Due to concern about Biden’s security, his trip to the war zone was not announced in advance. Journalists making the 17-hour journey with Biden had to agree to keep it secret until he was inside Iraq.
The turmoil engulfing Iraq’s government grew out of weeks of rallies by followers of influential Shiite cleric Muqtada al-Sadr demanding an end to pervasive corruption and mismanagement. Thousands have protested just outside Baghdad’s heavily guarded Green Zone, calling for politicians to be replaced by independent technocrats and for Iraq’s powerful Shiite militias to be brought into key ministries.
At the centre of the crisis is the prime minister, a Shiite whom the US considers a welcome improvement over his predecessor, Nouri al-Maliki. Yet al-Abadi’s failures to deliver on long-promised reforms and manage Iraq’s growing sectarian tensions have threatened his ability to lead the country.
Al-Abadi is caught between ordinary Iraqis pleading for government accountability and entrenched political blocks that are reluctant to give up a powerful patronage system widely blamed for squandering Iraq’s oil fortunes.
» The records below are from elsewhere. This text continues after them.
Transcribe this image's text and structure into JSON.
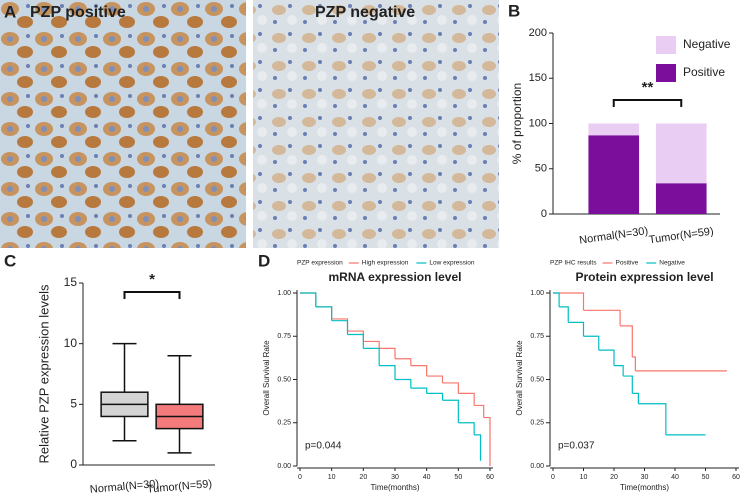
{
  "panel_labels": [
    "A",
    "B",
    "C",
    "D"
  ],
  "images": [
    {
      "label": "PZP positive"
    },
    {
      "label": "PZP negative"
    }
  ],
  "chart_data": [
    {
      "type": "bar",
      "stacked": true,
      "ylabel": "% of proportion",
      "categories": [
        "Normal(N=30)",
        "Tumor(N=59)"
      ],
      "series": [
        {
          "name": "Positive",
          "color": "#7b0f9b",
          "values": [
            87,
            34
          ]
        },
        {
          "name": "Negative",
          "color": "#eacdf3",
          "values": [
            13,
            66
          ]
        }
      ],
      "ylim": [
        0,
        200
      ],
      "yticks": [
        0,
        50,
        100,
        150,
        200
      ],
      "annotation": "**"
    },
    {
      "type": "box",
      "ylabel": "Relative PZP expression levels",
      "categories": [
        "Normal(N=30)",
        "Tumor(N=59)"
      ],
      "colors": [
        "#d4d4d4",
        "#f47b7b"
      ],
      "boxes": [
        {
          "min": 2,
          "q1": 4,
          "median": 5,
          "q3": 6,
          "max": 10
        },
        {
          "min": 1,
          "q1": 3,
          "median": 4,
          "q3": 5,
          "max": 9
        }
      ],
      "ylim": [
        0,
        15
      ],
      "yticks": [
        0,
        5,
        10,
        15
      ],
      "annotation": "*"
    },
    {
      "type": "step",
      "title": "mRNA expression level",
      "legend_title": "PZP expression",
      "xlabel": "Time(months)",
      "ylabel": "Overall Survival Rate",
      "annotation": "p=0.044",
      "xlim": [
        0,
        60
      ],
      "xticks": [
        0,
        10,
        20,
        30,
        40,
        50,
        60
      ],
      "ylim": [
        0,
        1
      ],
      "yticks": [
        {
          "value": 0,
          "label": "0.00"
        },
        {
          "value": 0.25,
          "label": "0.25"
        },
        {
          "value": 0.5,
          "label": "0.50"
        },
        {
          "value": 0.75,
          "label": "0.75"
        },
        {
          "value": 1,
          "label": "1.00"
        }
      ],
      "series": [
        {
          "name": "High expression",
          "color": "#f8766d",
          "x": [
            0,
            5,
            10,
            15,
            20,
            25,
            30,
            35,
            40,
            45,
            50,
            55,
            58,
            60
          ],
          "values": [
            1,
            0.92,
            0.85,
            0.78,
            0.72,
            0.68,
            0.62,
            0.58,
            0.52,
            0.48,
            0.42,
            0.35,
            0.28,
            0
          ]
        },
        {
          "name": "Low expression",
          "color": "#00bfc4",
          "x": [
            0,
            5,
            10,
            15,
            20,
            25,
            30,
            35,
            40,
            45,
            50,
            55,
            57
          ],
          "values": [
            1,
            0.92,
            0.84,
            0.76,
            0.68,
            0.58,
            0.5,
            0.45,
            0.42,
            0.38,
            0.25,
            0.18,
            0.03
          ]
        }
      ]
    },
    {
      "type": "step",
      "title": "Protein expression level",
      "legend_title": "PZP IHC results",
      "xlabel": "Time(months)",
      "ylabel": "Overall Survival Rate",
      "annotation": "p=0.037",
      "xlim": [
        0,
        60
      ],
      "xticks": [
        0,
        10,
        20,
        30,
        40,
        50,
        60
      ],
      "ylim": [
        0,
        1
      ],
      "yticks": [
        {
          "value": 0,
          "label": "0.00"
        },
        {
          "value": 0.25,
          "label": "0.25"
        },
        {
          "value": 0.5,
          "label": "0.50"
        },
        {
          "value": 0.75,
          "label": "0.75"
        },
        {
          "value": 1,
          "label": "1.00"
        }
      ],
      "series": [
        {
          "name": "Positive",
          "color": "#f8766d",
          "x": [
            0,
            10,
            20,
            22,
            26,
            27,
            57
          ],
          "values": [
            1,
            0.9,
            0.9,
            0.81,
            0.63,
            0.55,
            0.55
          ]
        },
        {
          "name": "Negative",
          "color": "#00bfc4",
          "x": [
            0,
            2,
            5,
            10,
            15,
            20,
            23,
            26,
            28,
            37,
            50
          ],
          "values": [
            1,
            0.92,
            0.83,
            0.75,
            0.67,
            0.58,
            0.52,
            0.42,
            0.36,
            0.18,
            0.18
          ]
        }
      ]
    }
  ]
}
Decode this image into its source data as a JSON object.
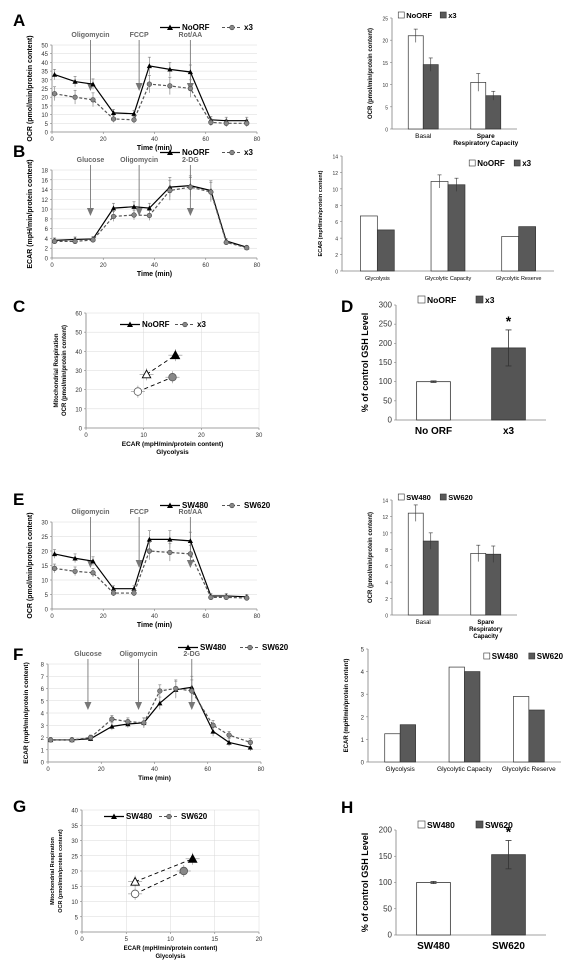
{
  "chart_data": [
    {
      "id": "A_left",
      "panel": "A",
      "type": "line",
      "xlabel": "Time (min)",
      "ylabel": "OCR (pmol/min/protein content)",
      "xlim": [
        0,
        80
      ],
      "ylim": [
        0,
        50
      ],
      "xticks": [
        0,
        20,
        40,
        60,
        80
      ],
      "yticks": [
        0,
        5,
        10,
        15,
        20,
        25,
        30,
        35,
        40,
        45,
        50
      ],
      "injections": [
        {
          "label": "Oligomycin",
          "x": 15
        },
        {
          "label": "FCCP",
          "x": 34
        },
        {
          "label": "Rot/AA",
          "x": 54
        }
      ],
      "series": [
        {
          "name": "NoORF",
          "style": "solid-triangle",
          "x": [
            1,
            9,
            16,
            24,
            32,
            38,
            46,
            54,
            62,
            68,
            76
          ],
          "y": [
            33,
            29,
            27.5,
            11,
            10.5,
            38,
            36,
            34.5,
            7,
            6.5,
            6.5
          ],
          "err": [
            3,
            3,
            3,
            2,
            2,
            5,
            4,
            4,
            2,
            2,
            2
          ]
        },
        {
          "name": "x3",
          "style": "dashed-circle",
          "x": [
            1,
            9,
            16,
            24,
            32,
            38,
            46,
            54,
            62,
            68,
            76
          ],
          "y": [
            22,
            20,
            18.5,
            7.5,
            7,
            27.5,
            26.5,
            25,
            5.5,
            5,
            5
          ],
          "err": [
            4,
            4,
            4,
            2,
            2,
            5,
            5,
            5,
            2,
            2,
            2
          ]
        }
      ]
    },
    {
      "id": "A_right",
      "panel": "",
      "type": "bar",
      "ylabel": "OCR (pmol/min/protein content)",
      "categories": [
        "Basal",
        "Spare Respiratory Capacity"
      ],
      "ylim": [
        0,
        25
      ],
      "yticks": [
        0,
        5,
        10,
        15,
        20,
        25
      ],
      "series": [
        {
          "name": "NoORF",
          "values": [
            21,
            10.5
          ],
          "err": [
            1.5,
            2
          ]
        },
        {
          "name": "x3",
          "values": [
            14.5,
            7.5
          ],
          "err": [
            1.5,
            1
          ]
        }
      ]
    },
    {
      "id": "B_left",
      "panel": "B",
      "type": "line",
      "xlabel": "Time (min)",
      "ylabel": "ECAR (mpH/min/protein content)",
      "xlim": [
        0,
        80
      ],
      "ylim": [
        0,
        18
      ],
      "xticks": [
        0,
        20,
        40,
        60,
        80
      ],
      "yticks": [
        0,
        2,
        4,
        6,
        8,
        10,
        12,
        14,
        16,
        18
      ],
      "injections": [
        {
          "label": "Glucose",
          "x": 15
        },
        {
          "label": "Oligomycin",
          "x": 34
        },
        {
          "label": "2-DG",
          "x": 54
        }
      ],
      "series": [
        {
          "name": "NoORF",
          "style": "solid-triangle",
          "x": [
            1,
            9,
            16,
            24,
            32,
            38,
            46,
            54,
            62,
            68,
            76
          ],
          "y": [
            3.6,
            3.8,
            3.9,
            10.2,
            10.5,
            10.2,
            14.5,
            14.8,
            13.8,
            3.5,
            2.2
          ],
          "err": [
            0.5,
            0.5,
            0.5,
            1,
            1,
            1,
            2,
            2,
            2,
            0.5,
            0.4
          ]
        },
        {
          "name": "x3",
          "style": "dashed-circle",
          "x": [
            1,
            9,
            16,
            24,
            32,
            38,
            46,
            54,
            62,
            68,
            76
          ],
          "y": [
            3.4,
            3.4,
            3.7,
            8.5,
            8.8,
            8.7,
            13.8,
            14.5,
            13.5,
            3.2,
            2.1
          ],
          "err": [
            0.5,
            0.5,
            0.5,
            1,
            1,
            1,
            2,
            2,
            2,
            0.5,
            0.4
          ]
        }
      ]
    },
    {
      "id": "B_right",
      "panel": "",
      "type": "bar",
      "ylabel": "ECAR (mpH/min/protein content)",
      "categories": [
        "Glycolysis",
        "Glycolytic Capacity",
        "Glycolytic Reserve"
      ],
      "ylim": [
        0,
        14
      ],
      "yticks": [
        0,
        2,
        4,
        6,
        8,
        10,
        12,
        14
      ],
      "series": [
        {
          "name": "NoORF",
          "values": [
            6.7,
            10.9,
            4.2
          ],
          "err": [
            0,
            0.8,
            0
          ]
        },
        {
          "name": "x3",
          "values": [
            5,
            10.5,
            5.4
          ],
          "err": [
            0,
            0.8,
            0
          ]
        }
      ]
    },
    {
      "id": "C",
      "panel": "C",
      "type": "scatter",
      "xlabel": "ECAR (mpH/min/protein content)",
      "xlabel2": "Glycolysis",
      "ylabel": "Mitochondrial Respiration",
      "ylabel2": "OCR (pmol/min/protein content)",
      "xlim": [
        0,
        30
      ],
      "ylim": [
        0,
        60
      ],
      "xticks": [
        0,
        10,
        20,
        30
      ],
      "yticks": [
        0,
        10,
        20,
        30,
        40,
        50,
        60
      ],
      "series": [
        {
          "name": "NoORF",
          "style": "solid-triangle",
          "points": [
            {
              "x": 10.5,
              "y": 28,
              "fill": "open"
            },
            {
              "x": 15.5,
              "y": 38,
              "fill": "filled"
            }
          ]
        },
        {
          "name": "x3",
          "style": "dashed-circle",
          "points": [
            {
              "x": 9,
              "y": 19,
              "fill": "open"
            },
            {
              "x": 15,
              "y": 26.5,
              "fill": "filled"
            }
          ]
        }
      ]
    },
    {
      "id": "D",
      "panel": "D",
      "type": "bar",
      "ylabel": "% of control GSH Level",
      "categories": [
        "No ORF",
        "x3"
      ],
      "ylim": [
        0,
        300
      ],
      "yticks": [
        0,
        50,
        100,
        150,
        200,
        250,
        300
      ],
      "values": [
        100,
        188
      ],
      "err": [
        2,
        47
      ],
      "colors": [
        "#ffffff",
        "#555555"
      ],
      "legend": [
        "NoORF",
        "x3"
      ],
      "annotation": "*"
    },
    {
      "id": "E_left",
      "panel": "E",
      "type": "line",
      "xlabel": "Time (min)",
      "ylabel": "OCR (pmol/min/protein content)",
      "xlim": [
        0,
        80
      ],
      "ylim": [
        0,
        30
      ],
      "xticks": [
        0,
        20,
        40,
        60,
        80
      ],
      "yticks": [
        0,
        5,
        10,
        15,
        20,
        25,
        30
      ],
      "injections": [
        {
          "label": "Oligomycin",
          "x": 15
        },
        {
          "label": "FCCP",
          "x": 34
        },
        {
          "label": "Rot/AA",
          "x": 54
        }
      ],
      "series": [
        {
          "name": "SW480",
          "style": "solid-triangle",
          "x": [
            1,
            9,
            16,
            24,
            32,
            38,
            46,
            54,
            62,
            68,
            76
          ],
          "y": [
            19,
            17.5,
            16.5,
            7,
            7,
            24,
            24,
            23.5,
            4.5,
            4.5,
            4.2
          ],
          "err": [
            1.5,
            1.5,
            1.5,
            1,
            1,
            3,
            3,
            3,
            0.8,
            0.8,
            0.8
          ]
        },
        {
          "name": "SW620",
          "style": "dashed-circle",
          "x": [
            1,
            9,
            16,
            24,
            32,
            38,
            46,
            54,
            62,
            68,
            76
          ],
          "y": [
            14,
            13,
            12.5,
            5.5,
            5.5,
            20,
            19.5,
            19,
            4,
            4,
            3.8
          ],
          "err": [
            1.5,
            1.5,
            1.5,
            1,
            1,
            3,
            3,
            3,
            0.8,
            0.8,
            0.8
          ]
        }
      ]
    },
    {
      "id": "E_right",
      "panel": "",
      "type": "bar",
      "ylabel": "OCR (pmol/min/protein content)",
      "categories": [
        "Basal",
        "Spare Respiratory Capacity"
      ],
      "ylim": [
        0,
        14
      ],
      "yticks": [
        0,
        2,
        4,
        6,
        8,
        10,
        12,
        14
      ],
      "series": [
        {
          "name": "SW480",
          "values": [
            12.4,
            7.5
          ],
          "err": [
            1,
            1
          ]
        },
        {
          "name": "SW620",
          "values": [
            9,
            7.4
          ],
          "err": [
            1,
            1
          ]
        }
      ]
    },
    {
      "id": "F_left",
      "panel": "F",
      "type": "line",
      "xlabel": "Time (min)",
      "ylabel": "ECAR (mpH/min/protein content)",
      "xlim": [
        0,
        80
      ],
      "ylim": [
        0,
        8
      ],
      "xticks": [
        0,
        20,
        40,
        60,
        80
      ],
      "yticks": [
        0,
        1,
        2,
        3,
        4,
        5,
        6,
        7,
        8
      ],
      "injections": [
        {
          "label": "Glucose",
          "x": 15
        },
        {
          "label": "Oligomycin",
          "x": 34
        },
        {
          "label": "2-DG",
          "x": 54
        }
      ],
      "series": [
        {
          "name": "SW480",
          "style": "solid-triangle",
          "x": [
            1,
            9,
            16,
            24,
            30,
            36,
            42,
            48,
            54,
            62,
            68,
            76
          ],
          "y": [
            1.8,
            1.8,
            1.9,
            2.9,
            3.1,
            3.2,
            4.8,
            5.9,
            6.1,
            2.5,
            1.6,
            1.2
          ],
          "err": [
            0.2,
            0.2,
            0.2,
            0.3,
            0.3,
            0.4,
            0.5,
            0.7,
            0.9,
            0.4,
            0.3,
            0.3
          ]
        },
        {
          "name": "SW620",
          "style": "dashed-circle",
          "x": [
            1,
            9,
            16,
            24,
            30,
            36,
            42,
            48,
            54,
            62,
            68,
            76
          ],
          "y": [
            1.8,
            1.8,
            2,
            3.5,
            3.3,
            3.2,
            5.8,
            6,
            5.8,
            3,
            2.2,
            1.6
          ],
          "err": [
            0.2,
            0.2,
            0.2,
            0.3,
            0.3,
            0.4,
            0.5,
            0.7,
            0.9,
            0.4,
            0.3,
            0.3
          ]
        }
      ]
    },
    {
      "id": "F_right",
      "panel": "",
      "type": "bar",
      "ylabel": "ECAR (mpH/min/protein content)",
      "categories": [
        "Glycolysis",
        "Glycolytic Capacity",
        "Glycolytic Reserve"
      ],
      "ylim": [
        0,
        5
      ],
      "yticks": [
        0,
        1,
        2,
        3,
        4,
        5
      ],
      "series": [
        {
          "name": "SW480",
          "values": [
            1.25,
            4.2,
            2.9
          ],
          "err": [
            0,
            0,
            0
          ]
        },
        {
          "name": "SW620",
          "values": [
            1.65,
            4,
            2.3
          ],
          "err": [
            0,
            0,
            0
          ]
        }
      ]
    },
    {
      "id": "G",
      "panel": "G",
      "type": "scatter",
      "xlabel": "ECAR (mpH/min/protein content)",
      "xlabel2": "Glycolysis",
      "ylabel": "Mitochondrial Respiration",
      "ylabel2": "OCR (pmol/min/protein content)",
      "xlim": [
        0,
        20
      ],
      "ylim": [
        0,
        40
      ],
      "xticks": [
        0,
        5,
        10,
        15,
        20
      ],
      "yticks": [
        0,
        5,
        10,
        15,
        20,
        25,
        30,
        35,
        40
      ],
      "series": [
        {
          "name": "SW480",
          "style": "solid-triangle",
          "points": [
            {
              "x": 6,
              "y": 16.5,
              "fill": "open"
            },
            {
              "x": 12.5,
              "y": 24,
              "fill": "filled"
            }
          ]
        },
        {
          "name": "SW620",
          "style": "dashed-circle",
          "points": [
            {
              "x": 6,
              "y": 12.5,
              "fill": "open"
            },
            {
              "x": 11.5,
              "y": 20,
              "fill": "filled"
            }
          ]
        }
      ]
    },
    {
      "id": "H",
      "panel": "H",
      "type": "bar",
      "ylabel": "% of control GSH Level",
      "categories": [
        "SW480",
        "SW620"
      ],
      "ylim": [
        0,
        200
      ],
      "yticks": [
        0,
        50,
        100,
        150,
        200
      ],
      "values": [
        100,
        153
      ],
      "err": [
        2,
        27
      ],
      "colors": [
        "#ffffff",
        "#555555"
      ],
      "legend": [
        "SW480",
        "SW620"
      ],
      "annotation": "*"
    }
  ]
}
On Tuesday, Iraq’s parliament approved a half-dozen new Cabinet ministers al-Abadi nominated in a gesture to protesters, but the rest of the Cabinet lineup remains in contention.
The turbulence has roiled the Iraqi capital, with lawmakers throwing water bottles and punching each other as some call for al-Abadi to resign along with the Sunni parliament speaker and Kurdish president. Last month, al-Abadi pulled troops fighting IS on the front lines to protect Baghdad amid the protests. Meanwhile, an economic crisis spurred by collapsing oil prices has further compounded Iraq’s troubles.
Obama, in Saudi Arabia last week, said al-Abadi had been a “good partner” but added he was concerned about his hold on power. Obama said it was critical that Iraq’s government stabilize and unite competing factions so it can fight terrorism and right its economy.
“They’ve got a lot on their plate,” Obama said. “Now is not the time for government gridlock or bickering.”
It was precisely because of that bickering that Obama emerged from his meeting with Gulf leaders without the promises of financial support for Iraq’s reconstruction that he had sought. Gulf countries preferred to wait and see whether Iraq could get its political act together before agreeing to help.
Aiming to build on recent progress in retaking territory from IS, the US this month agreed to deploy more than 200 additional troops to Iraq, bringing the authorized total to just over 4,000, and to send Apache helicopters into the fight. Although the White House has ruled out a ground combat role, Obama’s decision puts American forces closer to the front lines to train and support Iraqi forces preparing to try to take back the key northern city of Mosul.
US officials would not put a timeline on reclaiming Mosul but said they expect progress to slow during the summer.
For Biden and Obama, the next nine months represent their final opportunity to position Iraq for a peaceful future before their terms end. Though they came into office pledging to end the war and did so in 2011, US troops returned to Iraq in 2014 amid the rise of IS. Obama now acknowledges that his goal of defeating the militants won’t be realized during his presidency.